11. tammikuuta 2013

The Waste Lands (The Dark Tower, book III) - Stephen King

I first started reading The Dark Tower series some years ago, when a friend told me how great the books were. I think she was going on the second one at the time and she was the biggest Stephen King fan I’ve ever met. She’d read all of his books she’d managed to get her hands on (and there were quite a few, after all she came from a pretty wealthy family). I myself couldn’t get past the first book. It was dull and dreadful, maybe even translated badly, and so I didn’t have resolution to finish it. However, memories grow sweeter with time, and so I thought I’d give it a go. Hodder & Stoughton had just published a new print of the books with in keeping cover art, and so I bought the first three books on a whim.

I must have some sort of mild form of OCD, because when I buy a series, they have to look like each other or I will have none of it. The cover art in this new print is really cool and makes the books look even more interesting than they otherwise would. The original Finnish version of the books is super ugly and not inviting in the least.

The first book called The Gunslinger was just as horrible as I remembered. It dragged on for forever, as it seemed, nothing much happened in it, and all logic was lost at times.
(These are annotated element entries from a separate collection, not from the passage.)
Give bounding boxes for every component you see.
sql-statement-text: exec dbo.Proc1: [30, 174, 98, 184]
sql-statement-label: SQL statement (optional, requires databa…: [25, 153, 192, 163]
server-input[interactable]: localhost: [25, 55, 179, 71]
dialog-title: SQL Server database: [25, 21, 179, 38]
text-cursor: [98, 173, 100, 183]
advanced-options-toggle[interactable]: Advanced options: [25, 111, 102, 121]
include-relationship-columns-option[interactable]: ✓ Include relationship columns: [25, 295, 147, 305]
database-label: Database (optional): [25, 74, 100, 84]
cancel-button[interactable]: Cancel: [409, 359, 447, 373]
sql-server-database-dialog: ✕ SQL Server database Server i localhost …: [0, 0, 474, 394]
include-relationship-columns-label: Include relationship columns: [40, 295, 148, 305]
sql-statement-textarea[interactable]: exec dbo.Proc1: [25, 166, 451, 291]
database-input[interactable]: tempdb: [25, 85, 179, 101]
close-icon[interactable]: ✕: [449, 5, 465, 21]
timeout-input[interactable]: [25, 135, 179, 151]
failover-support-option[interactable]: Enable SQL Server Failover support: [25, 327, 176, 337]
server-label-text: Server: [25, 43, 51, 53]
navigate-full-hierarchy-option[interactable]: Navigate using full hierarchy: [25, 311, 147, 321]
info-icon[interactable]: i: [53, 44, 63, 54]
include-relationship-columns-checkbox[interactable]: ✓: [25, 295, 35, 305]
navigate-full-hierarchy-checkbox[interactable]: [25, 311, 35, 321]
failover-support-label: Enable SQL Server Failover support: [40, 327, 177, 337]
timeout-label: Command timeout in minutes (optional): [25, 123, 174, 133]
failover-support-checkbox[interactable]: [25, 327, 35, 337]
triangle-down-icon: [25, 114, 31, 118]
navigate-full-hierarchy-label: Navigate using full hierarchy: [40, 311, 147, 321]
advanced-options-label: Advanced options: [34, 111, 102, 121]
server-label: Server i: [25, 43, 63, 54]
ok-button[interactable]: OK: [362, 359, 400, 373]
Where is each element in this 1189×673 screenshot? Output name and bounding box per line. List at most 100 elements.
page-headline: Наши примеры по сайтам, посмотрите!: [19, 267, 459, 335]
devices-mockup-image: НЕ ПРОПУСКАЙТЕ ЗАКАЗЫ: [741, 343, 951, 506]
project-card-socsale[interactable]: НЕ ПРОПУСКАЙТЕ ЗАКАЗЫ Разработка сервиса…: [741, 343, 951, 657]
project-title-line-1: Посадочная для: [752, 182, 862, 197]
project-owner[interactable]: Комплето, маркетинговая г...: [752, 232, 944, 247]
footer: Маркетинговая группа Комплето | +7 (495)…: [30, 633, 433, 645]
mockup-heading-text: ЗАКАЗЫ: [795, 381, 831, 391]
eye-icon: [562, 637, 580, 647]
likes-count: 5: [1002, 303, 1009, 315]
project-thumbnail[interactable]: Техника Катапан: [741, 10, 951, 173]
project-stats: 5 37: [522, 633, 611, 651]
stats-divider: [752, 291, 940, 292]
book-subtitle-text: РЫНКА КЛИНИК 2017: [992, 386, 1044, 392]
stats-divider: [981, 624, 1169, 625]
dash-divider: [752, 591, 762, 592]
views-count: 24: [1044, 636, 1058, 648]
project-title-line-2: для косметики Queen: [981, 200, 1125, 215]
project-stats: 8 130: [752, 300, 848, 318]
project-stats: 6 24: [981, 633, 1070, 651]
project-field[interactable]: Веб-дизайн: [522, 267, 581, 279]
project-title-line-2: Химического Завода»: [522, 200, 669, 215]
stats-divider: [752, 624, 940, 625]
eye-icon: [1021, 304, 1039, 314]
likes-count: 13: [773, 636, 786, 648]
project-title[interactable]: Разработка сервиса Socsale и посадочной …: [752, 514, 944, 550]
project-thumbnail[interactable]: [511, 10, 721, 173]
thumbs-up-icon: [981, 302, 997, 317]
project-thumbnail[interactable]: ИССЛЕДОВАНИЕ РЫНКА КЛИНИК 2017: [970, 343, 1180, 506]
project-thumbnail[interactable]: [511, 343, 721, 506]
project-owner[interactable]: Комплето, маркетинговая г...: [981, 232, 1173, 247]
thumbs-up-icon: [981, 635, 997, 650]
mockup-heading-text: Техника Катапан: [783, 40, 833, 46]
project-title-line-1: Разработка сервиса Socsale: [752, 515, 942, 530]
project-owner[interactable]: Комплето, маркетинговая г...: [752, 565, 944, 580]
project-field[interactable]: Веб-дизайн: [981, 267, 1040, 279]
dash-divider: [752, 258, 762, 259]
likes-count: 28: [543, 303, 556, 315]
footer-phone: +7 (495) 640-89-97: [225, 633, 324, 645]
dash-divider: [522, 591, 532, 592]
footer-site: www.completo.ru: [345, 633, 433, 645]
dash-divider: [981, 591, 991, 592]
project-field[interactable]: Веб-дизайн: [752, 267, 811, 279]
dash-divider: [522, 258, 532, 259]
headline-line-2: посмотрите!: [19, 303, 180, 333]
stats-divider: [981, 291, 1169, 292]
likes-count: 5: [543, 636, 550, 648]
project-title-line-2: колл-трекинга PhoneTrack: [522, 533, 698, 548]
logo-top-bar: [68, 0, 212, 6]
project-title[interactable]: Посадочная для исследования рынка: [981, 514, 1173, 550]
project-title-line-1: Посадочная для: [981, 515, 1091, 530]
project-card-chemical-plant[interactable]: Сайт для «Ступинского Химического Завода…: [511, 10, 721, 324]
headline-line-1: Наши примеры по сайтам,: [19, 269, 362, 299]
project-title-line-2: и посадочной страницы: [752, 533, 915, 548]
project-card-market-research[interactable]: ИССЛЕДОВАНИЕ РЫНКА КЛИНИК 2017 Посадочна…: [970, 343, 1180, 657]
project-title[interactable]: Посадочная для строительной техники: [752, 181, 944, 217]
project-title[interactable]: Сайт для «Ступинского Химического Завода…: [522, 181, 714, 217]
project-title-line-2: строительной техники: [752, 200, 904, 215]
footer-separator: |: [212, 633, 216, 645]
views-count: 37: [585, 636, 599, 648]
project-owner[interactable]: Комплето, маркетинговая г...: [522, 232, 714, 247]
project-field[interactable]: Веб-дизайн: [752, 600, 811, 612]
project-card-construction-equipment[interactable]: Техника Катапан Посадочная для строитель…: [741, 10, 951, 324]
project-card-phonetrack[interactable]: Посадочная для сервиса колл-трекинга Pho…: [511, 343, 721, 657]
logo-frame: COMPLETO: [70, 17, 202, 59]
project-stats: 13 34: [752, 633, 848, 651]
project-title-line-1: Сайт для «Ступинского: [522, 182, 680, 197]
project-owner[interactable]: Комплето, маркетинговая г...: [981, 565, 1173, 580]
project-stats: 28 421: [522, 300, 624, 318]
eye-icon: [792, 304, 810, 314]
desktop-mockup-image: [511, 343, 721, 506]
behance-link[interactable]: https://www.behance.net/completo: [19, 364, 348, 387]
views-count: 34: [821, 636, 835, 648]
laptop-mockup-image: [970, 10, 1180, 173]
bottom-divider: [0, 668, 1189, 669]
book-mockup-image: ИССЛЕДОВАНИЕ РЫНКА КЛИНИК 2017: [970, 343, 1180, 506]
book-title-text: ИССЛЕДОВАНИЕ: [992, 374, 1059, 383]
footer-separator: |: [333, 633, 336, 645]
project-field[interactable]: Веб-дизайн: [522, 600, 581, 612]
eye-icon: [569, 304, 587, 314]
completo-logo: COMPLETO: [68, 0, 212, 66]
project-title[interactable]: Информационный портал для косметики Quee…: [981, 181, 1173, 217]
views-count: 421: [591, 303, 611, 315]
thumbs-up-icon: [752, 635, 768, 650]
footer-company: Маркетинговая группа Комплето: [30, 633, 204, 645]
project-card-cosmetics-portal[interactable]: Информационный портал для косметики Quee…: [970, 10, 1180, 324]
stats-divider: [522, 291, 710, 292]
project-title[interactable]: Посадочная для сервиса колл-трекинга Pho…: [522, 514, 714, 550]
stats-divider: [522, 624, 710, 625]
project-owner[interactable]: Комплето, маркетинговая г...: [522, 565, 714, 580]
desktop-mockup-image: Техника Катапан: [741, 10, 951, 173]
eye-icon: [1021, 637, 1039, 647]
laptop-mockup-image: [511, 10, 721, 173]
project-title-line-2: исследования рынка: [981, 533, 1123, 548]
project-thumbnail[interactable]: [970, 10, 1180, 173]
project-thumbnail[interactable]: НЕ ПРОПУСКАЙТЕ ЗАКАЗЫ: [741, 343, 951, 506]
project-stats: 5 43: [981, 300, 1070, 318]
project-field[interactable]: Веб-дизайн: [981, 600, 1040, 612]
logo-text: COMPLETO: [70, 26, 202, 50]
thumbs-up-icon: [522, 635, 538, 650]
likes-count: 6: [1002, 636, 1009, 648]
I almost failed finishing it the second time as well, but I kept reading because I had already purchased the next two parts (and then a couple, because they were pretty). Stephen King wrote The Gunslinger when he was nineteen and you can really see that. It’s not even one of his first novels ever written and published, and he’s not completely without experience, but there’s still of that clumsiness of a young man in the book which gets really distracting at points.

The second book was written five years after the first, and the third book was written four years after the second. Reading on, it becomes very apparent that he did not spend this time sitting on his hands. The storytelling has really evolved during all three books, each being better than the last. I’m truly glad that I battled through the first book, because reading The Drawing of the Three and The Waste Lands has been one of the most rewarding reading experiences I’ve had. By the third book you’ve really started to know how the world of Roland of Gilead works, what makes it tick, and you’ve got some sort of eerie idea of how it’s connected to our world. None of the characters have become boring yet, not even Roland who has been with us for three books now. I would have expected at least a few moments of “Omg, get rid of Roland already!”, but none has come. Even his companions have stayed interesting with their own little secrets and dark corners.

The Waste Lands (like The Drawing of the Three) pick up where the last book left off, and this is one of the things I really love in this series. There are no empty holes of “imagine this yourself” and you can just keep on reading like it is all one book. It doesn’t feel like there’s gaps between the different books and that’s part of their charm. Also if you’ve read the first two books you already know something about the characters and they feel familiar to you, so you care about what happens to them.

One thing I love about The Dark Tower series is that there are not too many characters in it. You get to know the few that are (at least somewhat) permanent and any new ones are introduced in a memorable manner, not just by their name and face that you’ll have forgotten all about within the next ten pages.

This series just keeps getting better and I’ve just started reading the fourth book. I heartily recommend The Dark Tower series to anyone who like surrealistic fantasy mixed with horror mixed with sci-fi. I can’t wait to read what Roland and his friends get to next.